In this notebook the full dataset is broken into 26 subsets for each of the unique values of the kinase key. A random forest is fit to each of the subsets and evaluated using $k=5$-fold cross validation. The purpose in doing this is to determine which of the kinases are more difficult to classify and to verify reports that the fgfr1 kinase may have "bad" data.
In [1]:
import pandas as pd
import time
import glob
import numpy as np
from scipy.stats import randint as sp_randint
from prettytable import PrettyTable
from sklearn.preprocessing import Imputer
from sklearn.model_selection import train_test_split, cross_val_score, RandomizedSearchCV
from sklearn.metrics import f1_score, accuracy_score, make_scorer
from sklearn.ensemble import RandomForestClassifier
In [3]:
load_data_t0 = time.clock()
df = pd.concat([pd.read_csv(filename, index_col=[1,0], na_values=['na'], engine='c', header=0) for filename in glob.glob("data/parser_output/csv/*.csv")],axis=0)
load_data_t1 = time.clock()
print ("data loaded in ~", ((load_data_t1 - load_data_t0)/60), "minutes.")
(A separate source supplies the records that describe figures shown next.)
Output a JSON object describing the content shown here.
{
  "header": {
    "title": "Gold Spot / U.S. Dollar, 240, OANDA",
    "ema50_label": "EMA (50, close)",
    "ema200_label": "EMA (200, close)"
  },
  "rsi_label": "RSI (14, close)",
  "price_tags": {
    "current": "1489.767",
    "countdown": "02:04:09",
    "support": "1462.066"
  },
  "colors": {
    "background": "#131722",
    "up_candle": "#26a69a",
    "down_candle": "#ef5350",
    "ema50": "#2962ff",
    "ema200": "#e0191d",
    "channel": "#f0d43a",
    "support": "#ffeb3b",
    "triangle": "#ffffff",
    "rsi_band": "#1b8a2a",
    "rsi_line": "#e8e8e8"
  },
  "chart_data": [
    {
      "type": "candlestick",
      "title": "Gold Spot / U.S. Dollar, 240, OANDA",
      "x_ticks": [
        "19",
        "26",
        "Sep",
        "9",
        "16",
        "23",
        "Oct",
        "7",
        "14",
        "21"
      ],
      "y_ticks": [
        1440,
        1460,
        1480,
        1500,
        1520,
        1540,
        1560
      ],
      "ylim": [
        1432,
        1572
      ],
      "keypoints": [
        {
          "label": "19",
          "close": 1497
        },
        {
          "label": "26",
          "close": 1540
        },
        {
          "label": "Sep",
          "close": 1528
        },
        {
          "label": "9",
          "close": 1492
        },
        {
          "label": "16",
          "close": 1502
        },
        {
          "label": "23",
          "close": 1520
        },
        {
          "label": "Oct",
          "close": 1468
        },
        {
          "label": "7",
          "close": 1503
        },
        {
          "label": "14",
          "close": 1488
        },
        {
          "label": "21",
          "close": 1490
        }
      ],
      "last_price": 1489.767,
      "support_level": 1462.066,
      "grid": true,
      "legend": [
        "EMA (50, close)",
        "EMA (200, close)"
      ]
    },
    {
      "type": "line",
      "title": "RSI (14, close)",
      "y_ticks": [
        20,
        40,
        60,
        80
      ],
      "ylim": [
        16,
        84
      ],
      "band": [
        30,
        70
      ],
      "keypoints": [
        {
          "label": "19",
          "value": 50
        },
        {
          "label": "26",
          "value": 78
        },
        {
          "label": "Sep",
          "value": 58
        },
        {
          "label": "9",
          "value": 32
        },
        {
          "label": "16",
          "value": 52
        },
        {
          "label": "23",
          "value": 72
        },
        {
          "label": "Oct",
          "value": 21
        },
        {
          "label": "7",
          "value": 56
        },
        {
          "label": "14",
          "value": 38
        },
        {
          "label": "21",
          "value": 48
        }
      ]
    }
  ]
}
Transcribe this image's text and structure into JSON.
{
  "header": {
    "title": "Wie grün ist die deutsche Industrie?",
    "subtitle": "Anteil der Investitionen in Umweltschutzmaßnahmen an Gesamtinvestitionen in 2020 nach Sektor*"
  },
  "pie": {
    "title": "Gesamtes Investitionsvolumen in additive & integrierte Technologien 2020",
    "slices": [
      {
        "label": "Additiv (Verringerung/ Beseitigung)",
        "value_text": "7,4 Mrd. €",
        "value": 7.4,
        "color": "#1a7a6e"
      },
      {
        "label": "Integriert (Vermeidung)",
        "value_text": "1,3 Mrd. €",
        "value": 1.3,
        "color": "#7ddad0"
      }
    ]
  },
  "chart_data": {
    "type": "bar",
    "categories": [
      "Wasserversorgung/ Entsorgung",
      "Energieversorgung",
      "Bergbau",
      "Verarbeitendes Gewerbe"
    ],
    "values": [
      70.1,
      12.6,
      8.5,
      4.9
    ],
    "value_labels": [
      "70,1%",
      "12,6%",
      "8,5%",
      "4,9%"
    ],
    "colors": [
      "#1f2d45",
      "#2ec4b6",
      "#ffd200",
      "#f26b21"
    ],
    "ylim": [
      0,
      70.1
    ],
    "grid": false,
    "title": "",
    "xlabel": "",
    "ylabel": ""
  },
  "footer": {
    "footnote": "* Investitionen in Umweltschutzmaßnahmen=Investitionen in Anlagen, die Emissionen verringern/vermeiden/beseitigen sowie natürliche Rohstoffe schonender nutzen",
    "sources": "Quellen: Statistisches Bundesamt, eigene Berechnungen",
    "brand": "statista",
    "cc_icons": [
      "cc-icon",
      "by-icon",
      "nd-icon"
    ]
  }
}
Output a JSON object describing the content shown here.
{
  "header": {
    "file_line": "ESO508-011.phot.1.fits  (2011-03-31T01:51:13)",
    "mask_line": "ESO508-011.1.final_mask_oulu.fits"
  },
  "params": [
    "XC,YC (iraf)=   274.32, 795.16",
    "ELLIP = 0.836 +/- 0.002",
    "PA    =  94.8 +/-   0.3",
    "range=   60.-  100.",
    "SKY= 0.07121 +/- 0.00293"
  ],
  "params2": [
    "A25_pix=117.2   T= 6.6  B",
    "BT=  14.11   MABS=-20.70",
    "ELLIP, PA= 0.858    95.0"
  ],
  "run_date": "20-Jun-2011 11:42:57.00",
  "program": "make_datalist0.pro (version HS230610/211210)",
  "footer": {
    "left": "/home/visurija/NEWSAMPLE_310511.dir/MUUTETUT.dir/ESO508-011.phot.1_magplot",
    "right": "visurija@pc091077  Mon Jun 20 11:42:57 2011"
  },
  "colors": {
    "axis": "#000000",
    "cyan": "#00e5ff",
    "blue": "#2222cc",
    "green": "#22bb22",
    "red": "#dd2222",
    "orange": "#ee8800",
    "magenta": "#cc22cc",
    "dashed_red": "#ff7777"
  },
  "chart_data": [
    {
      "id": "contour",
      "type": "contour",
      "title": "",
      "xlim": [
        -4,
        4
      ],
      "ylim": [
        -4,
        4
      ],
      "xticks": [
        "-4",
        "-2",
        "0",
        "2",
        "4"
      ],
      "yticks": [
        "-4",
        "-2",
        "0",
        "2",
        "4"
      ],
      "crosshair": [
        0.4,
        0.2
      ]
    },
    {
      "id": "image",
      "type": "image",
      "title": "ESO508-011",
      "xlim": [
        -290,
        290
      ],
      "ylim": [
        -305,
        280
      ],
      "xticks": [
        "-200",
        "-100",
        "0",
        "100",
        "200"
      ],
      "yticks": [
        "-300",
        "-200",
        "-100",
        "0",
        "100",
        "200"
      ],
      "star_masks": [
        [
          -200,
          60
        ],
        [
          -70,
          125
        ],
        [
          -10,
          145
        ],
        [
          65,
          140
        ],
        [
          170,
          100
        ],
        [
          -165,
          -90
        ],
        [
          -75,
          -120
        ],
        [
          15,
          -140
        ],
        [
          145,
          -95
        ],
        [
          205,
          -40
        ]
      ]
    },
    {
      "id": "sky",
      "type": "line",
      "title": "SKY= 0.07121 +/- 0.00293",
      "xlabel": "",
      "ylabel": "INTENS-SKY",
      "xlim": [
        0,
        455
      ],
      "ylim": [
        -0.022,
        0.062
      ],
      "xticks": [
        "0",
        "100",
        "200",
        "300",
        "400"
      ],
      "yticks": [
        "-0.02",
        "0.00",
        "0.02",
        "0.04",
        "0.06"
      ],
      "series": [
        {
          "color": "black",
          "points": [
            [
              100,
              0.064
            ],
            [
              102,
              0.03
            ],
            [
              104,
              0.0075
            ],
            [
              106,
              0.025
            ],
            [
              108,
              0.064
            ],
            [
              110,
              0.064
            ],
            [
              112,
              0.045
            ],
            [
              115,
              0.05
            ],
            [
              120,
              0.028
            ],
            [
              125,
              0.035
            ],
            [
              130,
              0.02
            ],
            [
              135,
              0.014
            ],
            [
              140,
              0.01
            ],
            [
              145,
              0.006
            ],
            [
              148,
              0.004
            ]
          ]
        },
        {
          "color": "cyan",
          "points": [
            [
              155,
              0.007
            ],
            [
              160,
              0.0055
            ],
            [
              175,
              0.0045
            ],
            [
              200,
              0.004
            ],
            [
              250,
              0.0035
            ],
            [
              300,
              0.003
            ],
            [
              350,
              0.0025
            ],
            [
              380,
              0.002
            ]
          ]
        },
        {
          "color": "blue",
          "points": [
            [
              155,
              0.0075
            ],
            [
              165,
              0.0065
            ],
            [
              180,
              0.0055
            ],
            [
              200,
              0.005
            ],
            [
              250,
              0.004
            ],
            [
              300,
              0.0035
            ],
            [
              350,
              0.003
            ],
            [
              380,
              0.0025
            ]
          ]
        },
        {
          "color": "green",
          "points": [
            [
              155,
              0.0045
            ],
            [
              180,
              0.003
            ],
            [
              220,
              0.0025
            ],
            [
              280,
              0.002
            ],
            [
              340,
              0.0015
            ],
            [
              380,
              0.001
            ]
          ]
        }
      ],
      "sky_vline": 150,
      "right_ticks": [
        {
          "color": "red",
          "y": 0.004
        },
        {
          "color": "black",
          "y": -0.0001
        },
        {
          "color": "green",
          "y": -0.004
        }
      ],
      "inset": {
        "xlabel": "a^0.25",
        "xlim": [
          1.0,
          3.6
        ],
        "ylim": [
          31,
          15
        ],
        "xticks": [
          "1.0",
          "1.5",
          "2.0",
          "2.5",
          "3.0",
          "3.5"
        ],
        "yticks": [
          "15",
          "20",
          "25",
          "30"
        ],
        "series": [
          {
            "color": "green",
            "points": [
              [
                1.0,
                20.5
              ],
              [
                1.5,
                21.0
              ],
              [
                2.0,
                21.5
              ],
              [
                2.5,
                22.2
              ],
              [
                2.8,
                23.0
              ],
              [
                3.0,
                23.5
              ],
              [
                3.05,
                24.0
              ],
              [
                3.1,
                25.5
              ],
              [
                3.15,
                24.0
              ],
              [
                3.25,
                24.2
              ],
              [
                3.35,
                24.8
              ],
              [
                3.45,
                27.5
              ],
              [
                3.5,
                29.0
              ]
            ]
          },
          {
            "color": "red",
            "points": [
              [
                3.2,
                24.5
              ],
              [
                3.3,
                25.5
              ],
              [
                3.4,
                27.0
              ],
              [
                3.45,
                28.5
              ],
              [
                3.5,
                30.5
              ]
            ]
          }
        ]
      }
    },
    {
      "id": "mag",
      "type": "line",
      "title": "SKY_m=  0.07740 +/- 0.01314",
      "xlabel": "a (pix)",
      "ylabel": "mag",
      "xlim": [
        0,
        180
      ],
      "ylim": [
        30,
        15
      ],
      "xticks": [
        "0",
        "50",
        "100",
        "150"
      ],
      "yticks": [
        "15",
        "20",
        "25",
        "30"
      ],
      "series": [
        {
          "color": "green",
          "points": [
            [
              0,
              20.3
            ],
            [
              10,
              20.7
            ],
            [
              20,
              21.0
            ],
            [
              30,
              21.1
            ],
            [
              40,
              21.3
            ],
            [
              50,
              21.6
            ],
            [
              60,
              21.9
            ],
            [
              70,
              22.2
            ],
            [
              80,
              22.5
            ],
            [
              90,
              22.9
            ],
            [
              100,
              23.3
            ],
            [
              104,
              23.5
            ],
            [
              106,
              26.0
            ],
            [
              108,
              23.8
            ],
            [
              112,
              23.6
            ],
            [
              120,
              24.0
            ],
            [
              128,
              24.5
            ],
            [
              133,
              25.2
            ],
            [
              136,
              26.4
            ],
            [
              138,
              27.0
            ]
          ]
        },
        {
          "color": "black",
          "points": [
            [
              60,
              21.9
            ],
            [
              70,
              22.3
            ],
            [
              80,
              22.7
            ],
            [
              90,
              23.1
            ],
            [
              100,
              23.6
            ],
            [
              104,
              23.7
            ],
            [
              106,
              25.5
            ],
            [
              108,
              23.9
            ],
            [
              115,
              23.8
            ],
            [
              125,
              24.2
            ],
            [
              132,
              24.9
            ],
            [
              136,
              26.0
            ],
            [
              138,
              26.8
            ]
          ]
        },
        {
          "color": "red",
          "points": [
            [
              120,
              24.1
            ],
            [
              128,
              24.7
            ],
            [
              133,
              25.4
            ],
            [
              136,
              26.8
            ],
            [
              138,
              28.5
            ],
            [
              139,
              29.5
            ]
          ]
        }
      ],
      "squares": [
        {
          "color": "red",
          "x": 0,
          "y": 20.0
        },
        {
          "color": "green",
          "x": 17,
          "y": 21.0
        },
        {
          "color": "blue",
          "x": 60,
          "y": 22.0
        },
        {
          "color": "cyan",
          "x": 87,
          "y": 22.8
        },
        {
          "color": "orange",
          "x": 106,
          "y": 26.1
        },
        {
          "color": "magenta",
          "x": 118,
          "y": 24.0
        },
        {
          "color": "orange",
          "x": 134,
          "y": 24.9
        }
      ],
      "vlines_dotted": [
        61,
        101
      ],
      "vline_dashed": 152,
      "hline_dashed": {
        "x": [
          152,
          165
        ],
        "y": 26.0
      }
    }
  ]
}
after loading the data, extract the receptor names so that it is possible to form the seperate data subsets.
In [4]:
receptor_names = list(df.index.get_level_values(0).unique())
Now iterate through the list of receptors and extract the corresponding subset of training data from the full dataframe. Keep in mind that the number of examples in each set are not the same, therefore the average f1 of each subset is stored into a list for later visualization. A random forest is fit to each of the subsets using $k=5$-fold cross validation with the scoring metric set to the f1-score in order to capture presence type I (precision) and type II (recall) errors. Accuracy is not used due to the fact that the data is imbalanced and that a good accuracy score may be misleading regarding the performance of the classifier on correctly classifying positive training/testing examples.
\begin{equation} Precision = \frac{TP}{TP + FP} \end{equation} \begin{equation} Recall = \frac{TP}{TP + FN} \end{equation} \begin{equation} F1 = 2* \frac{Precision*Recall}{Precision + Recall} \end{equation}
In [13]:
rforest_params = {"n_estimators": sp_randint(pow(2,5),pow(2,7))}
In [15]:
cv_score_list = []
outputTable = PrettyTable()
outputTable.field_names = ["receptor","N","%positive","Mean F1","Min F1","Max F1"]
for receptor in receptor_names:
receptor_df = df.iloc[df.index.get_level_values(0) == receptor]
X = Imputer().fit_transform(receptor_df.drop('label', axis=1).as_matrix())
y = pd.to_numeric(receptor_df['label']).as_matrix()
#rforest = RandomizedSearchCV(RandomForestClassifier(oob_score=True, class_weight='balanced'), rforest_params, cv = 3, scoring = make_scorer(f1_score),n_jobs=3)
rforest = RandomForestClassifier(oob_score=True, class_weight='balanced',n_estimators=100)
cv_score = cross_val_score(rforest,X,y,scoring='f1',cv=5)
cv_score_list.append(np.mean(cv_score))
outputTable.add_row([receptor,receptor_df.shape[0],(100*(y[y==1].shape[0]/y.shape[0])),np.mean(cv_score),np.min(cv_score),np.max(cv_score)])
del rforest
del X
del y
print(outputTable)
To get an idea of how the random forest tends to perform across the subsets of data, a violin plot is used to communicate the median and inner-quartile ranges of the data as well as visualize the estimated density of the samples at each point. As one can see the distribution is multimodal which implies some abnormality if we expect the f1-scores for any particular subset to lie within a single peaked gaussian.
In [17]:
%matplotlib inline
import seaborn as sns
import matplotlib.pyplot as plt
plt.figure(figsize=[15,6])
plt.xlabel("mean_f1")
sns.violinplot(x=cv_score_list, cut=0)
print ("Mean F1:",np.mean(cv_score_list),"\tMin F1:",np.min(cv_score_list),"\tMax F1:",np.max(cv_score_list))
As it can be observed, the f1-scores for the classifiers do vary when using the random forest with default settings. However a notable result is the fgfr1 receptor being very difficult to correctly classify with a markedly low score as compared to the other receptors. This implies that either the receptor is in general difficult to classify or that there are potential mistakes for the actives and decoys in the data from the DUDE dataset. Perhaps what is surprising is that the positive class makes up a larger portion of the training examples for the fgfr1 receptor than what is typically 2-3% for the other receptors.